More notes on fork/waitpid

Warmup: fork-puzzle

What are the possible outputs of this program?

int main(int argc, char *argv[]) {
    pid_t pid1 = fork();
    if (pid1 == 0) {
        pid_t pid2 = fork();
        if (pid2 == 0) {
            printf("watermelon\n");
        }
        printf("pineapple\n");
    }
    printf("apple\n");
    waitpid(pid1, NULL, 0);
    printf("carrot\n");
    return 0;
}

Calling waitpid without a specific child PID

You can call waitpid passing -1 instead of a child’s PID, and it will wait for any child process to finish (and subsequently return the PID of that process). If there are no child processes remaining, waitpid returns -1 and sets the global variable errno to ECHILD (to be specific about the “error condition.” It can return -1 for other reasons, such as passing an invalid 3rd argument.)

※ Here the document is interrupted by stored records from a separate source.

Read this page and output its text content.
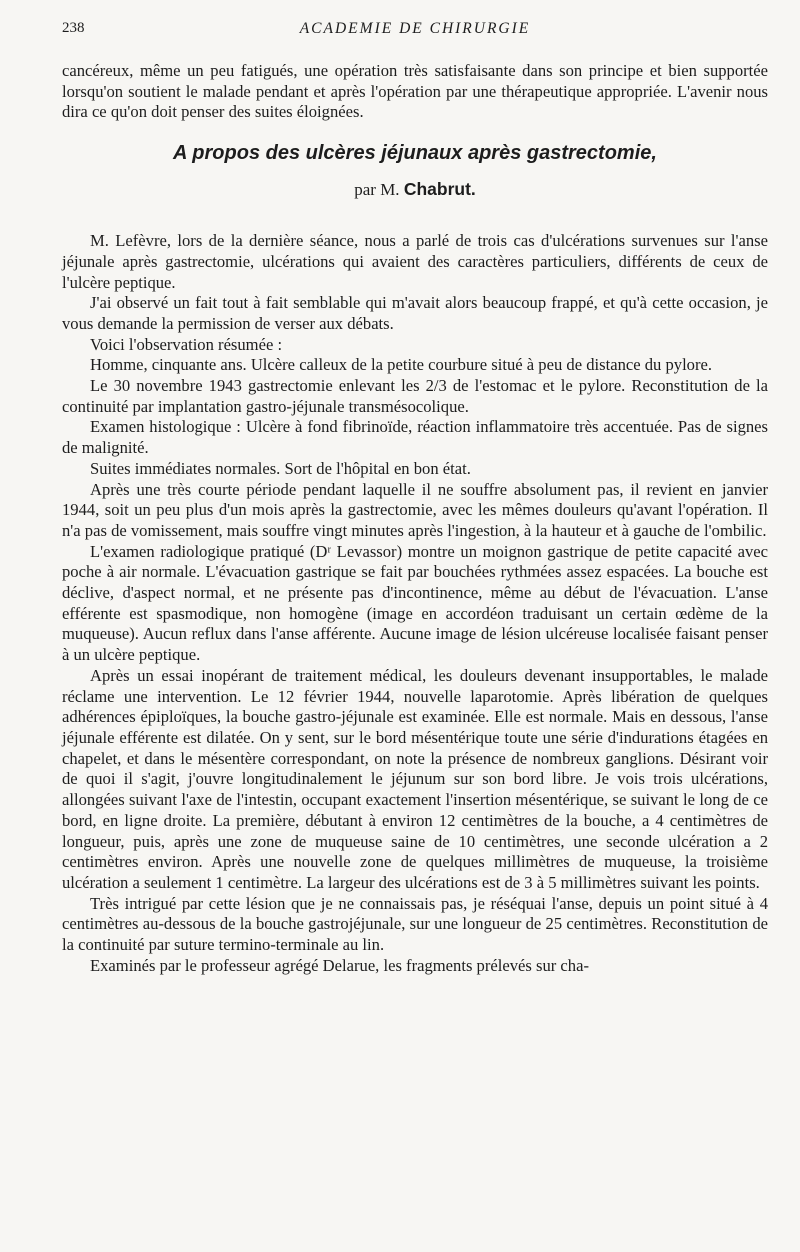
238	ACADEMIE DE CHIRURGIE

cancéreux, même un peu fatigués, une opération très satisfaisante dans son principe et bien supportée lorsqu'on soutient le malade pendant et après l'opération par une thérapeutique appropriée. L'avenir nous dira ce qu'on doit penser des suites éloignées.

A propos des ulcères jéjunaux après gastrectomie,
par M. Chabrut.

M. Lefèvre, lors de la dernière séance, nous a parlé de trois cas d'ulcérations survenues sur l'anse jéjunale après gastrectomie, ulcérations qui avaient des caractères particuliers, différents de ceux de l'ulcère peptique.

J'ai observé un fait tout à fait semblable qui m'avait alors beaucoup frappé, et qu'à cette occasion, je vous demande la permission de verser aux débats.

Voici l'observation résumée :

Homme, cinquante ans. Ulcère calleux de la petite courbure situé à peu de distance du pylore.

Le 30 novembre 1943 gastrectomie enlevant les 2/3 de l'estomac et le pylore. Reconstitution de la continuité par implantation gastro-jéjunale transmésocolique.

Examen histologique : Ulcère à fond fibrinoïde, réaction inflammatoire très accentuée. Pas de signes de malignité.

Suites immédiates normales. Sort de l'hôpital en bon état.

Après une très courte période pendant laquelle il ne souffre absolument pas, il revient en janvier 1944, soit un peu plus d'un mois après la gastrectomie, avec les mêmes douleurs qu'avant l'opération. Il n'a pas de vomissement, mais souffre vingt minutes après l'ingestion, à la hauteur et à gauche de l'ombilic.

L'examen radiologique pratiqué (Dʳ Levassor) montre un moignon gastrique de petite capacité avec poche à air normale. L'évacuation gastrique se fait par bouchées rythmées assez espacées. La bouche est déclive, d'aspect normal, et ne présente pas d'incontinence, même au début de l'évacuation. L'anse efférente est spasmodique, non homogène (image en accordéon traduisant un certain œdème de la muqueuse). Aucun reflux dans l'anse afférente. Aucune image de lésion ulcéreuse localisée faisant penser à un ulcère peptique.

Après un essai inopérant de traitement médical, les douleurs devenant insupportables, le malade réclame une intervention. Le 12 février 1944, nouvelle laparotomie. Après libération de quelques adhérences épiploïques, la bouche gastro-jéjunale est examinée. Elle est normale. Mais en dessous, l'anse jéjunale efférente est dilatée. On y sent, sur le bord mésentérique toute une série d'indurations étagées en chapelet, et dans le mésentère correspondant, on note la présence de nombreux ganglions. Désirant voir de quoi il s'agit, j'ouvre longitudinalement le jéjunum sur son bord libre. Je vois trois ulcérations, allongées suivant l'axe de l'intestin, occupant exactement l'insertion mésentérique, se suivant le long de ce bord, en ligne droite. La première, débutant à environ 12 centimètres de la bouche, a 4 centimètres de longueur, puis, après une zone de muqueuse saine de 10 centimètres, une seconde ulcération a 2 centimètres environ. Après une nouvelle zone de quelques millimètres de muqueuse, la troisième ulcération a seulement 1 centimètre. La largeur des ulcérations est de 3 à 5 millimètres suivant les points.

Très intrigué par cette lésion que je ne connaissais pas, je réséquai l'anse, depuis un point situé à 4 centimètres au-dessous de la bouche gastrojéjunale, sur une longueur de 25 centimètres. Reconstitution de la continuité par suture termino-terminale au lin.

Examinés par le professeur agrégé Delarue, les fragments prélevés sur cha-
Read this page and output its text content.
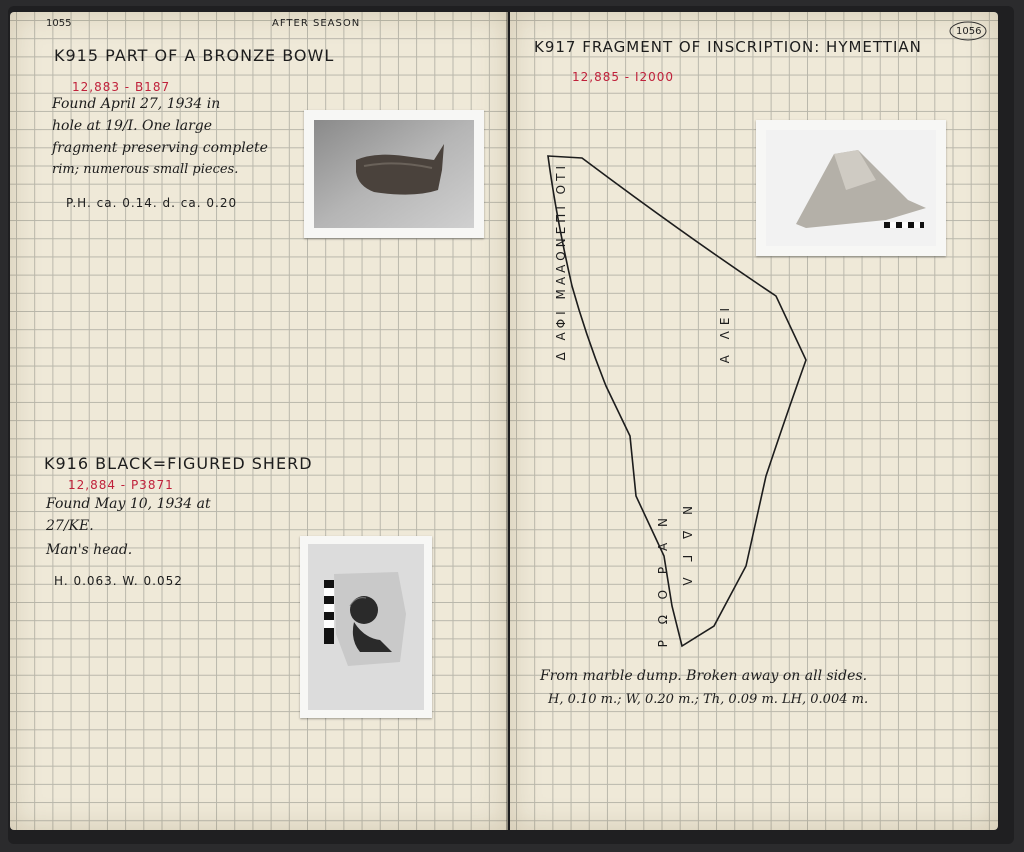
1055	AFTER SEASON
K915 PART OF A BRONZE BOWL
12,883 - B187
Found April 27, 1934 in
hole at 19/I. One large
fragment preserving complete
rim; numerous small pieces.
P.H. ca. 0.14. d. ca. 0.20
K916 BLACK=FIGURED SHERD
12,884 - P3871
Found May 10, 1934 at
27/KE.
Man's head.
H. 0.063. W. 0.052
1056
K917 FRAGMENT OF INSCRIPTION: HYMETTIAN
12,885 - I2000
Δ ΑΦΙ ΜΑΑΟΝΕΠΙ ΟΤΙ	Α ΛΕΙ
Ν Δ Γ Λ
Ρ Ω Ο Ρ Α Ν
From marble dump. Broken away on all sides.
H, 0.10 m.; W, 0.20 m.; Th, 0.09 m. LH, 0.004 m.
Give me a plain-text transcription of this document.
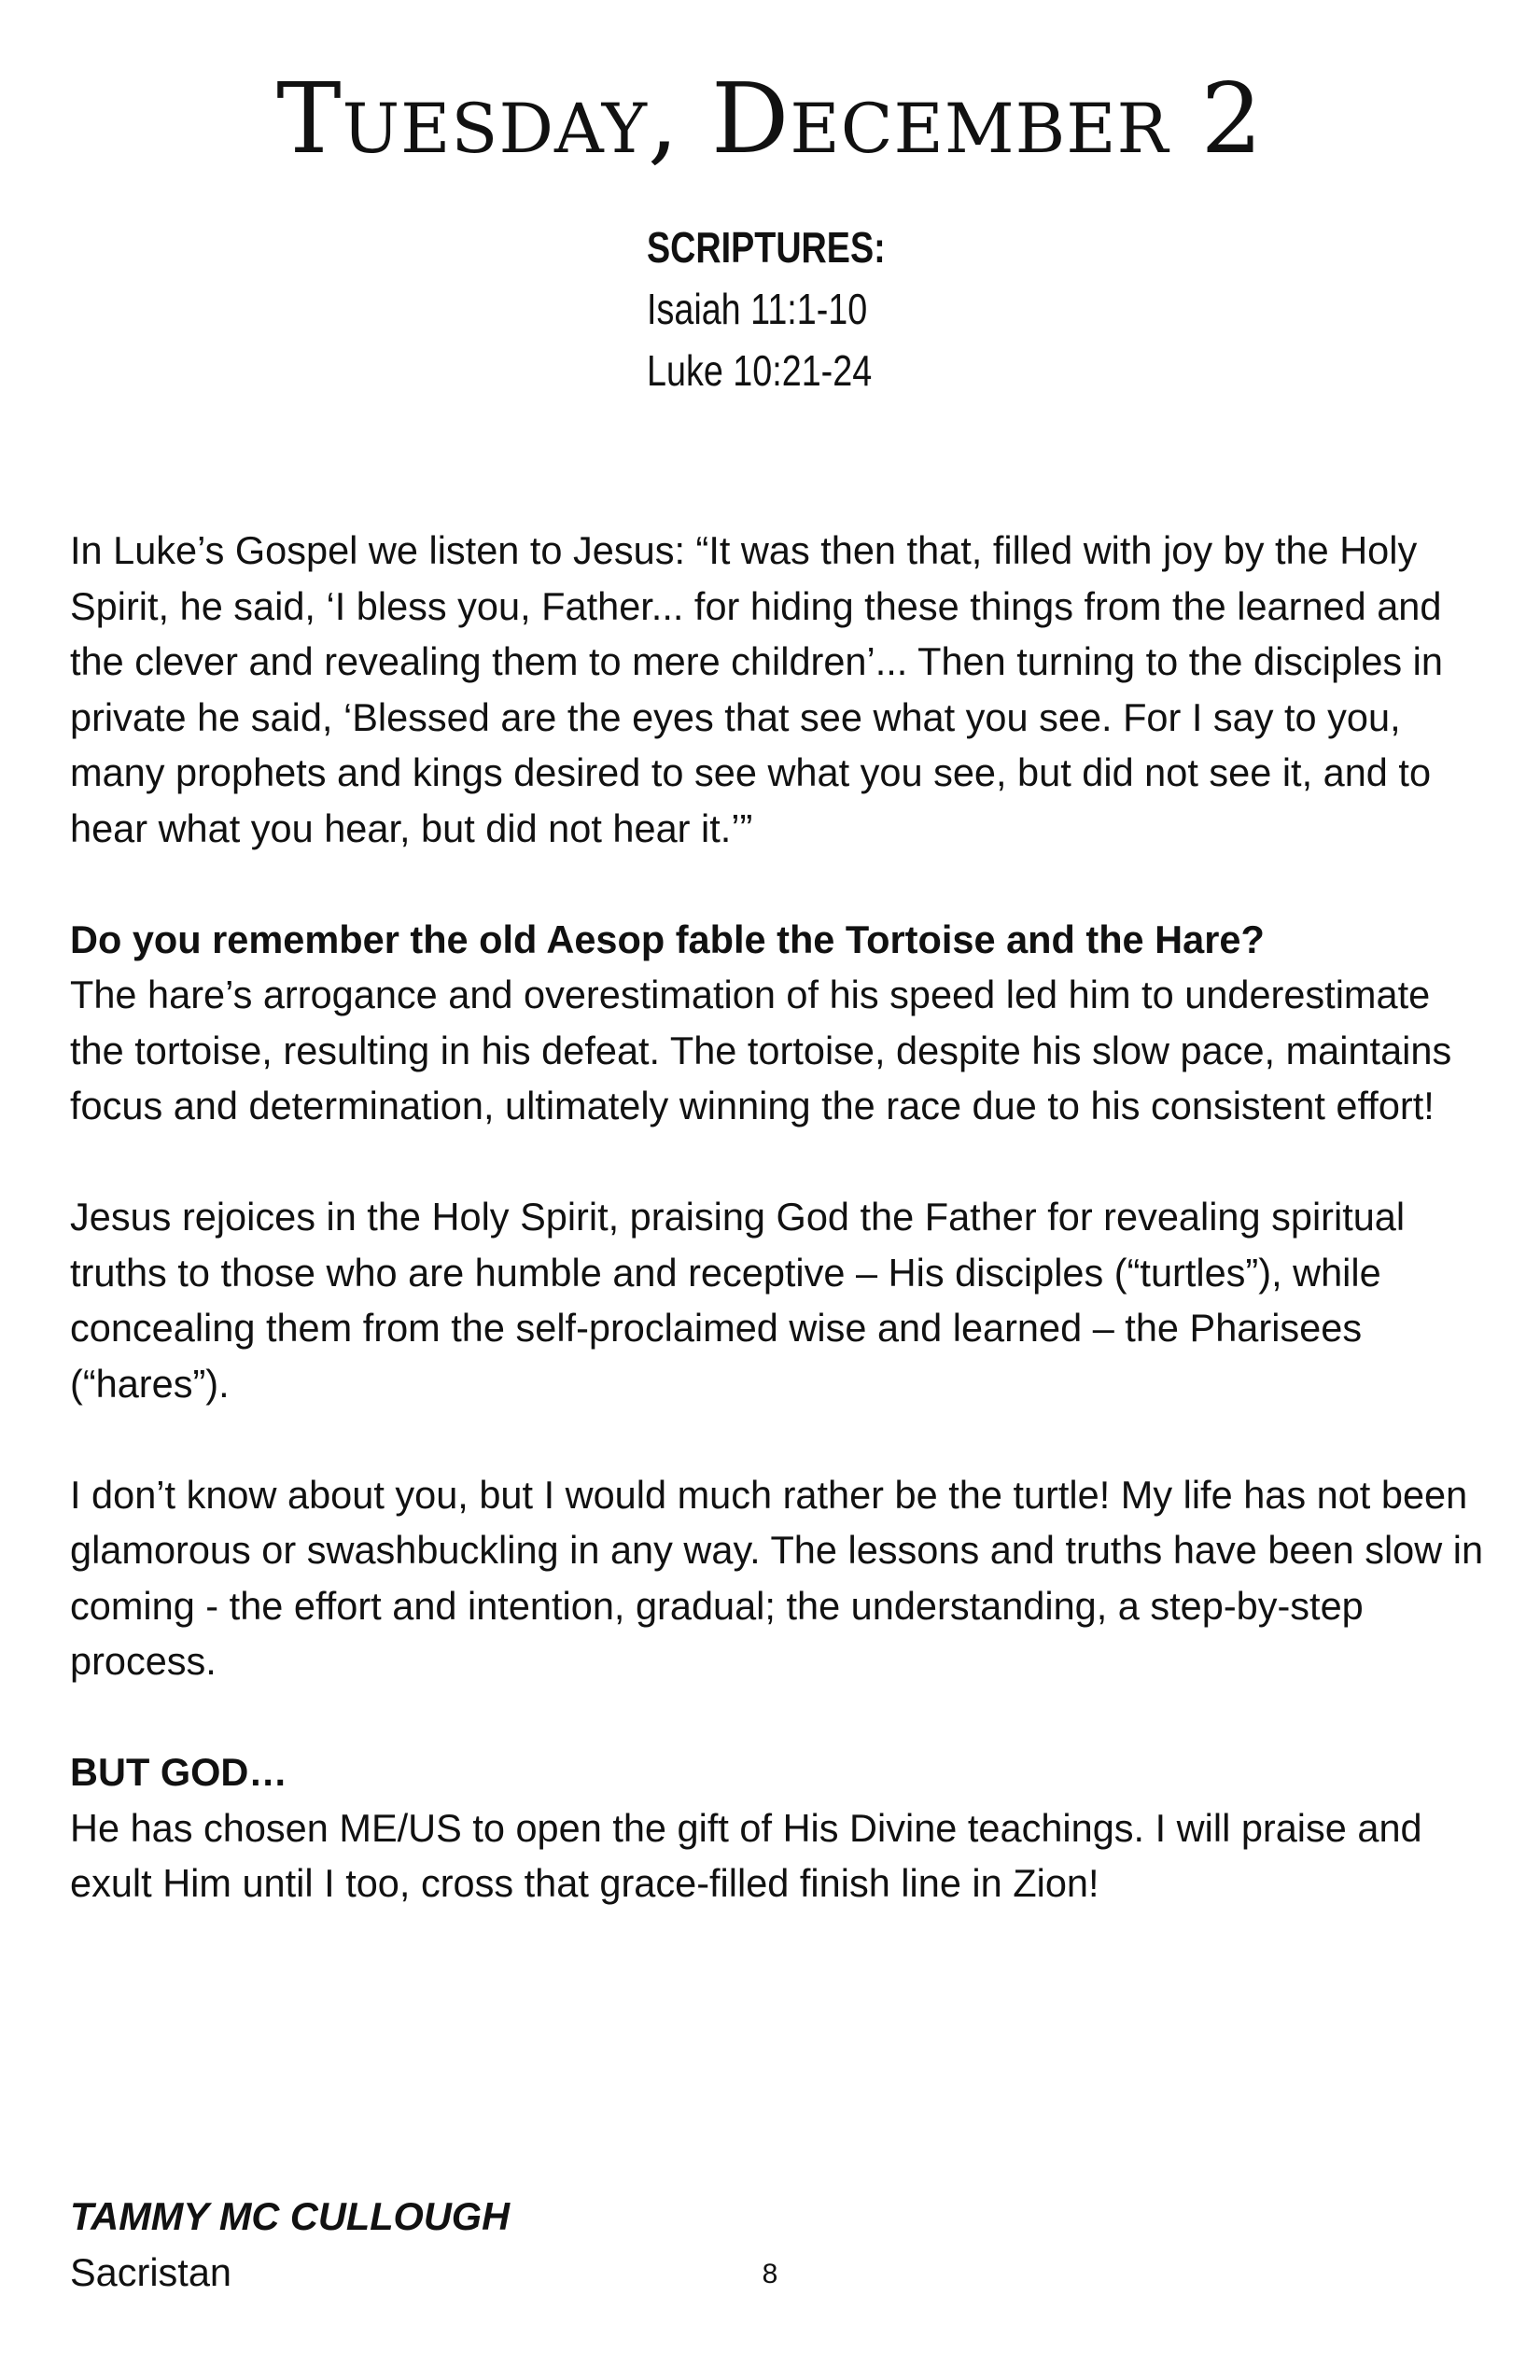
Tuesday, December 2
SCRIPTURES:
Isaiah 11:1-10
Luke 10:21-24

In Luke’s Gospel we listen to Jesus: “It was then that, filled with joy by the Holy Spirit, he said, ‘I bless you, Father... for hiding these things from the learned and the clever and revealing them to mere children’... Then turning to the disciples in private he said, ‘Blessed are the eyes that see what you see. For I say to you, many prophets and kings desired to see what you see, but did not see it, and to hear what you hear, but did not hear it.’”

Do you remember the old Aesop fable the Tortoise and the Hare?
The hare’s arrogance and overestimation of his speed led him to underestimate the tortoise, resulting in his defeat. The tortoise, despite his slow pace, maintains focus and determination, ultimately winning the race due to his consistent effort!

Jesus rejoices in the Holy Spirit, praising God the Father for revealing spiritual truths to those who are humble and receptive – His disciples (“turtles”), while concealing them from the self-proclaimed wise and learned – the Pharisees (“hares”).

I don’t know about you, but I would much rather be the turtle! My life has not been glamorous or swashbuckling in any way. The lessons and truths have been slow in coming - the effort and intention, gradual; the understanding, a step-by-step process.

BUT GOD…
He has chosen ME/US to open the gift of His Divine teachings. I will praise and exult Him until I too, cross that grace-filled finish line in Zion!

TAMMY MC CULLOUGH
Sacristan	8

This example creates several processes without keeping track of their PIDs, then calls waitpid until the parent has no more child processes that it hasn’t already called waitpid on:

int main(int argc, char *argv[]) {
    for (size_t i = 0; i < 8; i++) {
        pid_t pid = fork();
        if (pid == 0) {
            // Child process
            return 110 + i;
        }
    }

    while (true) {
        int status;
        pid_t pid = waitpid(-1, &status, 0);
        if (pid == -1) break;
        printf("Process %d exited with status %d.\n", pid,
               WEXITSTATUS(status));
    }
    assert(errno == ECHILD);
    return 0;
}

This calls waitpid a total of 9 times (it returns child PIDs 8 times, then returns -1 to indicate that there are no remaining children).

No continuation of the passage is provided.